Georgetown has been one of the fastest-growing cities in the country in recent years. Its population increased from 47,400 in 2010 to 67,176 in 2020, according to U.S. Census Bureau numbers.
An environment ripe for higher home prices
No single development will solve Central Texas’ housing shortage. Metro-wide housing inventory stood at 1.1 months in September, according to recent data from the Austin Board of Realtors, well below the six months housing experts want to see in a balanced market. But builders are rushing to put homes in the ground, especially on the periphery of the metro where land is cheaper. Other large subdivision plans to come to light recently include a 400-acre project from D.R. Horton in Bastrop, 330 Toll Brothers homes in Leander, up to 375 single-family homes on the old site of Camp Doublecreek in Round Rock and Thunder Rock, which could eventually bring 2,000 single-family homes to Marble Falls.
In Williamson County, home to Georgetown, housing inventory was 0.8 months in September, according to ABOR. It is among the fastest growing markets in the five-county Austin metro, with 1,269 sales that month — versus 1,796 sales in Travis County, 457 sales in Hays County, 126 sales in Bastrop County and 34 sales in Caldwell County. Housing prices are rising rapidly in Williamson County, as its median price rose 37.5% year over year to $435,000 in September, compared with $510,000 in Travis, $365,000 in Hays, $335,000 in Bastrop and $259,000 in Caldwell.
Owen admitted the price points at Parmer Ranch are higher than they expected when starting the development, but those costs escalated with the increases in building costs, as well as demand. But he said the community will standout with its walkability and amenities. The school sites could soon break ground if they are approved as part of Georgetown Independent School District’s current bond package proposal.

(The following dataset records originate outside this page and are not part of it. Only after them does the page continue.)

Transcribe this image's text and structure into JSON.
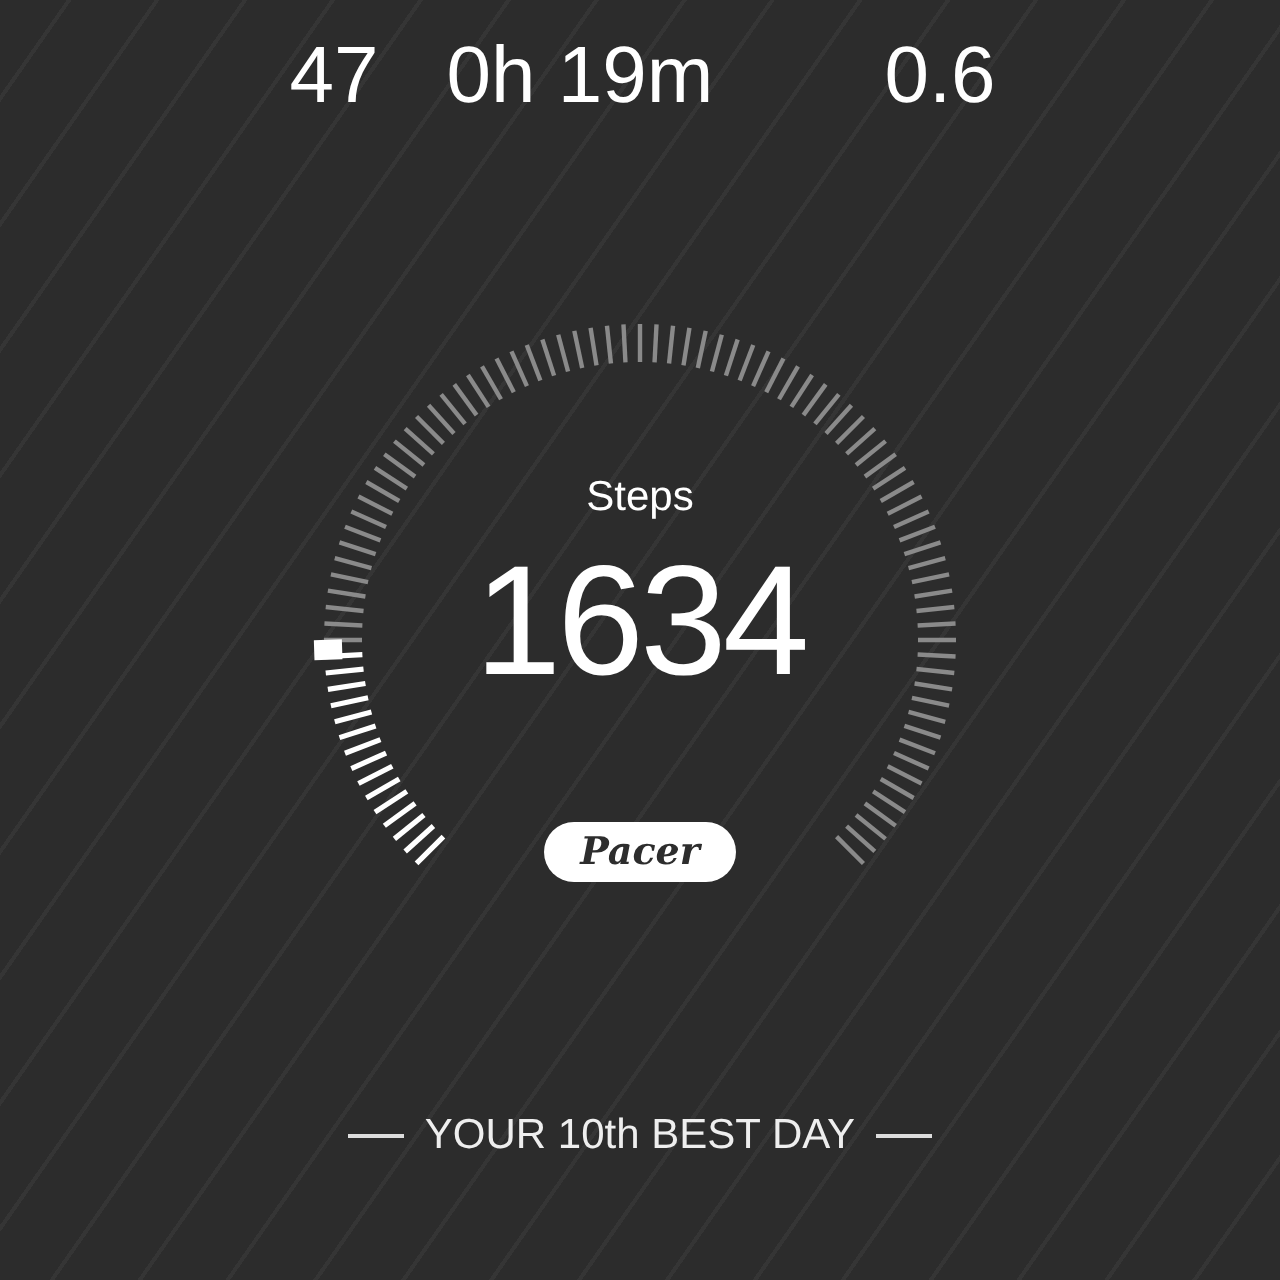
{
  "stats": [
    {
      "value": "47"
    },
    {
      "value": "0h 19m"
    },
    {
      "value": "0.6"
    }
  ],
  "gauge": {
    "label": "Steps",
    "value": "1634"
  },
  "badge": {
    "text": "Pacer"
  },
  "rank": {
    "text": "YOUR 10th BEST DAY"
  }
}
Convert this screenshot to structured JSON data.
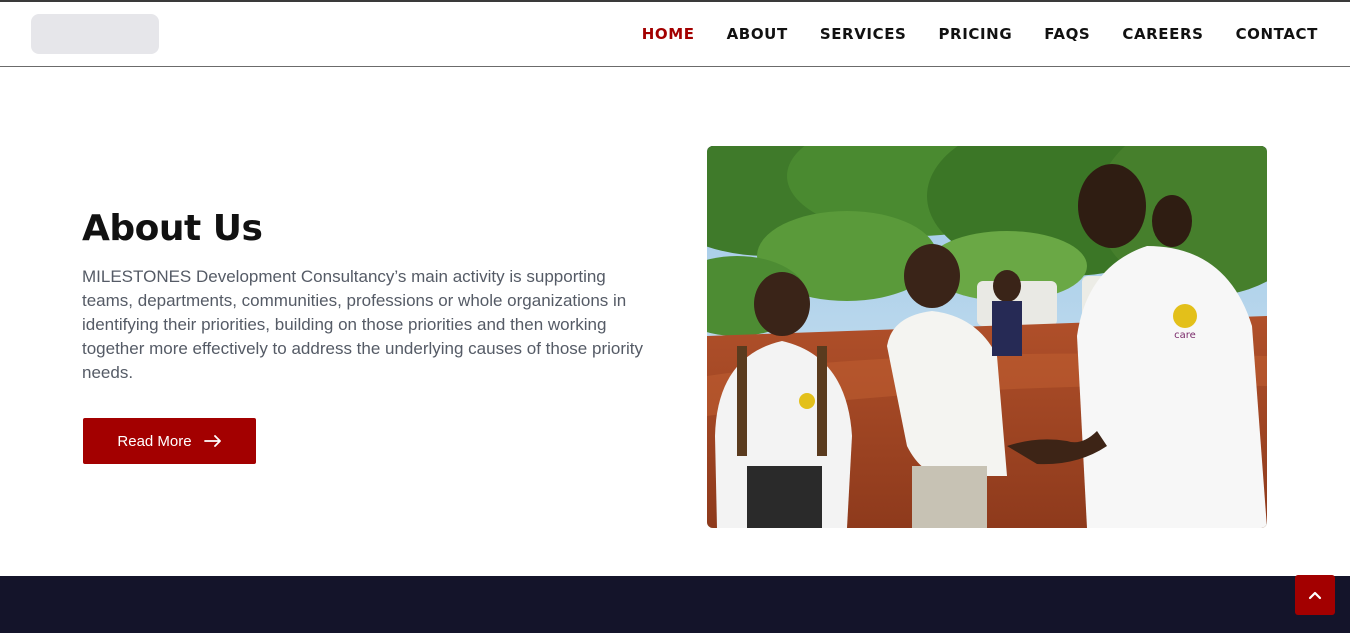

“It’s an environment ripe for higher home prices, unfortunately,” he said. “I think in this specific area we will be the master-planned mixed-use community with the most amenities. … We see ourselves more as a community than most of our competition.”

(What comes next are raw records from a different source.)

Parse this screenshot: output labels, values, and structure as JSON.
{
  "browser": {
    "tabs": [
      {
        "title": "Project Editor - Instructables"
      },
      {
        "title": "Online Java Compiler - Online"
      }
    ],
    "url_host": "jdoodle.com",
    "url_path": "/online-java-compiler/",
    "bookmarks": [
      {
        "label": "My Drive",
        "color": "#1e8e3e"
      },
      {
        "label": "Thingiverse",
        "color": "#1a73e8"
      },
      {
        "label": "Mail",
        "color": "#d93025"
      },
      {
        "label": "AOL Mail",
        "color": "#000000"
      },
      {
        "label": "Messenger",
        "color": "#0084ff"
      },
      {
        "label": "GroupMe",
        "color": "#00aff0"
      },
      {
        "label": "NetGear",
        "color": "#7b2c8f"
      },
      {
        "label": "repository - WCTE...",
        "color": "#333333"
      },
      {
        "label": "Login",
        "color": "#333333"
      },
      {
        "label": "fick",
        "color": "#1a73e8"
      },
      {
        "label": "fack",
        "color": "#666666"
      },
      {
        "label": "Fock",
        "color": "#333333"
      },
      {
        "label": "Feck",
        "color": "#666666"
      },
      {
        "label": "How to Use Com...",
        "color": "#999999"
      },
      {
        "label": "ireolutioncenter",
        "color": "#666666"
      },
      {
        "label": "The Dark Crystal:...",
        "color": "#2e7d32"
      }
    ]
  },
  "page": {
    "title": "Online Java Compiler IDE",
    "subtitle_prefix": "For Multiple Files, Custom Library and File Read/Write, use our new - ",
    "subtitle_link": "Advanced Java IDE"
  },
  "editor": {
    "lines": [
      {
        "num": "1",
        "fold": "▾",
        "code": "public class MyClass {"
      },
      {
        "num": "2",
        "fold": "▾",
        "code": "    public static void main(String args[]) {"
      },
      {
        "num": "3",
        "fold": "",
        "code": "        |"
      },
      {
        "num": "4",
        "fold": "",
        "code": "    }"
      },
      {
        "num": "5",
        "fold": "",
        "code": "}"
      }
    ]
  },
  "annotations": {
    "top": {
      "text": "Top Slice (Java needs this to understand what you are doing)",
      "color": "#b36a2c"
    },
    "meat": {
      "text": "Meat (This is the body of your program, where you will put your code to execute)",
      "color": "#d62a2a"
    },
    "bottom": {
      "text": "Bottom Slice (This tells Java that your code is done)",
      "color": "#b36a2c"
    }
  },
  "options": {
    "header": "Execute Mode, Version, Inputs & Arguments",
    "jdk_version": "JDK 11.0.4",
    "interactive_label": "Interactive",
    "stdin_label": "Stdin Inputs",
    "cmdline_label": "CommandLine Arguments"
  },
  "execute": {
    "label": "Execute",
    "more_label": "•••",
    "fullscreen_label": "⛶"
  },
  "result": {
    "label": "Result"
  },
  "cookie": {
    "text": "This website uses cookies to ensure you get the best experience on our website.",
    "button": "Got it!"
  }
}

Parmer Ranch amenities include a 10-acre district park. Owen said that the park should be completed within the next two months, and includes a zip line, dig pits, hammocks, seating areas, workout stations, water features, trails and the customary play areas. An amenity center is likely to be completed as part of a third phase of the community.

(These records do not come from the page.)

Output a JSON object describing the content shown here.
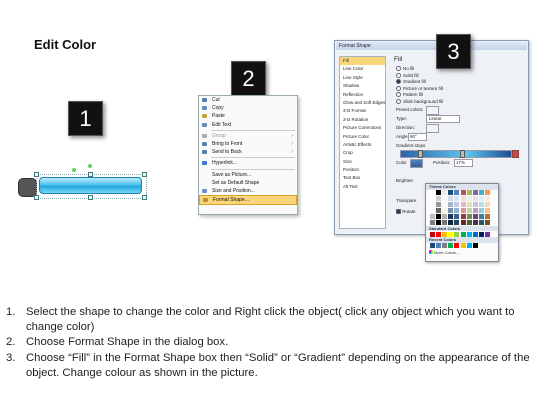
{
  "page": {
    "title": "Edit Color"
  },
  "steps": [
    "1",
    "2",
    "3"
  ],
  "context_menu": {
    "items": [
      {
        "label": "Cut",
        "state": "normal",
        "icon": "scissors-icon"
      },
      {
        "label": "Copy",
        "state": "normal",
        "icon": "copy-icon"
      },
      {
        "label": "Paste",
        "state": "normal",
        "icon": "paste-icon"
      },
      {
        "label": "Edit Text",
        "state": "normal",
        "icon": "edit-text-icon"
      },
      {
        "label": "Group",
        "state": "disabled",
        "icon": "group-icon",
        "submenu": true
      },
      {
        "label": "Bring to Front",
        "state": "normal",
        "icon": "bring-front-icon",
        "submenu": true
      },
      {
        "label": "Send to Back",
        "state": "normal",
        "icon": "send-back-icon",
        "submenu": true
      },
      {
        "label": "Hyperlink...",
        "state": "normal",
        "icon": "hyperlink-icon"
      },
      {
        "label": "Save as Picture...",
        "state": "normal",
        "icon": ""
      },
      {
        "label": "Set as Default Shape",
        "state": "normal",
        "icon": ""
      },
      {
        "label": "Size and Position...",
        "state": "normal",
        "icon": "size-position-icon"
      },
      {
        "label": "Format Shape...",
        "state": "highlighted",
        "icon": "format-shape-icon"
      }
    ]
  },
  "dialog": {
    "title": "Format Shape",
    "nav": [
      "Fill",
      "Line Color",
      "Line Style",
      "Shadow",
      "Reflection",
      "Glow and Soft Edges",
      "3-D Format",
      "3-D Rotation",
      "Picture Corrections",
      "Picture Color",
      "Artistic Effects",
      "Crop",
      "Size",
      "Position",
      "Text Box",
      "Alt Text"
    ],
    "active_nav": "Fill",
    "fill_heading": "Fill",
    "fill_options": [
      {
        "label": "No fill",
        "selected": false
      },
      {
        "label": "Solid fill",
        "selected": false
      },
      {
        "label": "Gradient fill",
        "selected": true
      },
      {
        "label": "Picture or texture fill",
        "selected": false
      },
      {
        "label": "Pattern fill",
        "selected": false
      },
      {
        "label": "Slide background fill",
        "selected": false
      }
    ],
    "preset_colors_label": "Preset colors:",
    "type_label": "Type:",
    "type_value": "Linear",
    "direction_label": "Direction:",
    "angle_label": "Angle:",
    "angle_value": "90°",
    "gradient_stops_label": "Gradient stops",
    "color_label": "Color",
    "position_label": "Position:",
    "position_value": "17%",
    "brightness_label": "Brightne",
    "transparency_label": "Transpare",
    "rotate_label": "Rotate"
  },
  "color_popup": {
    "theme_header": "Theme Colors",
    "standard_header": "Standard Colors",
    "recent_header": "Recent Colors",
    "more_label": "More Colors...",
    "theme_top": [
      "#ffffff",
      "#000000",
      "#eeece1",
      "#1f497d",
      "#4f81bd",
      "#c0504d",
      "#9bbb59",
      "#8064a2",
      "#4bacc6",
      "#f79646"
    ],
    "standard": [
      "#c00000",
      "#ff0000",
      "#ffc000",
      "#ffff00",
      "#92d050",
      "#00b050",
      "#00b0f0",
      "#0070c0",
      "#002060",
      "#7030a0"
    ],
    "recent": [
      "#1f497d",
      "#4f81bd",
      "#7f7f7f",
      "#00b050",
      "#ff0000",
      "#ffc000",
      "#00b0f0",
      "#000000"
    ]
  },
  "instructions": [
    {
      "num": "1.",
      "text": "Select the shape to change the color and Right click the object( click any object which you want to change color)"
    },
    {
      "num": "2.",
      "text": "Choose Format Shape in the dialog box."
    },
    {
      "num": "3.",
      "text": "Choose “Fill” in the Format Shape box then “Solid” or “Gradient” depending on the appearance of the object. Change colour as shown in the picture."
    }
  ]
}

He added that the 100-acre commercial portion will be done “sooner than expected,” but is still a few years out. It is expected to include office and retail space and Owen said discussions are ongoing with potential tenants. He said he owns a site across the street with more than 30 acres and recently signed a deal for the owners of Mesquite Creek Outfitters and The Golden Rule in Georgetown to open a brewery.
“It’s a lot of work to get here. There’s no rest for the weary,” Owen said. “It’s going quick is what it is. There’s no time for successes. To me, it’s like a war each phase – you win one battle and go on to the next.”
He said the ultimate goal was to create a more of a “true community,” where neighbors can congregate and do more than just have a house. They’ll be space for kids to play and a bandstand for people to gather on weekend nights.
“When homeowners get in there, they’ll start to shape the direction the neighborhood goes. We want to give them the opportunity to have a little more than elsewhere,” he said. “We want to provide those areas to where families could connect, kids turn off their devices and get outside and enjoy nature.”